作者自身の言葉が、台詞の隙間で脈打つ。 - 山口粧太(金太=福元少尉):直線的な正義感が、ある場面から胸を締めつける強度に変わる。
- 六平直政、別所哲也、小川範子ら:部隊の“音”を厚くし、笑いから沈黙への切り替えに躊躇がない。
心に残る“見どころ”
- 漫才の間合いが、戦時の間合いに重なる:笑いを交わす呼吸が、そのまま生死の判断の呼吸になる瞬間。
- 視線の交差:飛ぶ者と残る者、命じる者と従う者。交わらないはずの視線がふと重なる刹那の痛み。

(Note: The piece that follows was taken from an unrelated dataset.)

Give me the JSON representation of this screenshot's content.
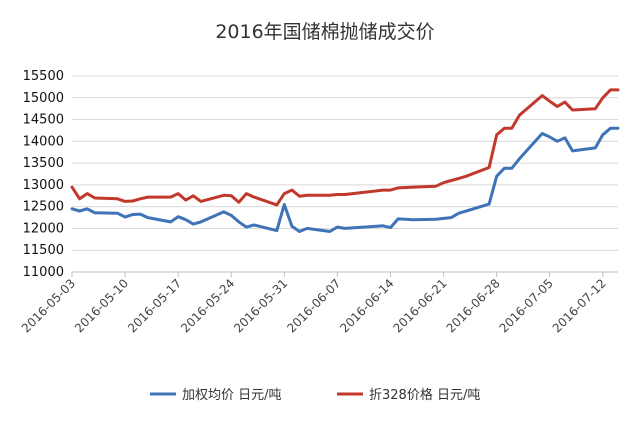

- “特攻を美化しない”距離:選択の美談化を拒みつつ、「友を死なせたくない」という一点で人間を描く。
『母と暮せば』——喪の会話を、生活に戻す

©2015「母と暮せば」製作委員会
長崎・1948年。
助産婦の伸子(吉永小百合)の前に、原爆で亡くなったはずの浩二(二宮和也)が“ひょっこり”現れる。
二人が交わすのは、台所の湯気の向こうでこぼれるような小さな会話だ。
好きだった音楽、叶えたかった夢、そして町子(黒木華)の近況。
喪失は、悲劇の記憶としてだけでなく、生活の手触りのなかから何度でも立ち上がってくる。
この映画が優れているのは、悲しみに沈むのではなく、喪を暮らしの中で“扱う”身ぶりを描くことだ。
教会の木の匂い、干しものの影、産声の響き——長崎の“いま”が、過去を抱きとめる器として映る。
井上ひさしが構想した「命の三部作」の遺志を受けた語りは、静かなユーモアを湛えながら、生者が生者を送り出す術を教えてくれる。

©2015「母と暮せば」製作委員会
キャストが運ぶ余白
- 吉永小百合(伸子):抱きしめる手、ためらう視線。強い言葉を使わず、生き続けるための背中を支える。
- 二宮和也(浩二):軽やかな笑いの直後に訪れる静けさ。喪の時間の長さを、息づかいで測らせる。
- 黒木華(町子):前へ進もうとする足取りの重さを、そのまま町の重さに変える。若い教師の凛とした姿が、都市の再生と響き合う。
心に残る“見どころ”
- “ひょっこり”の温度:幽霊が現れる導入を、恐怖ではなく生活の延長として描く品の良さ。
- 名前を呼ぶ、という行為:呼びかける声が、関係の輪郭をもう一度なぞり直す。
- 祈りの手触り:祈る言葉よりも、祈る所作が心に残る。音楽も沈黙も、過剰にならない。
©2015「母と暮せば」製作委員会
余白に残る教え――“その後”を歩くための三つの灯
『ゼロの焦点』は、断崖の風とともに「事実の向こう側にある選択」を見せる。
『WINDS OF GOD』は、若者の顔に反戦を託し、「生き延びる勇気」を確かめさせる。
『母と暮せば』は、喪を日常へ戻し、「記憶を生活に置いておく方法」を教える。
戦後80年。
抽象を離れて、作品そのものに触れてほしい。
断崖の風、基地の夕餉、長崎の台所——その手触りが胸に残るうちは、私たちはまだ、過去に話しかけることができる。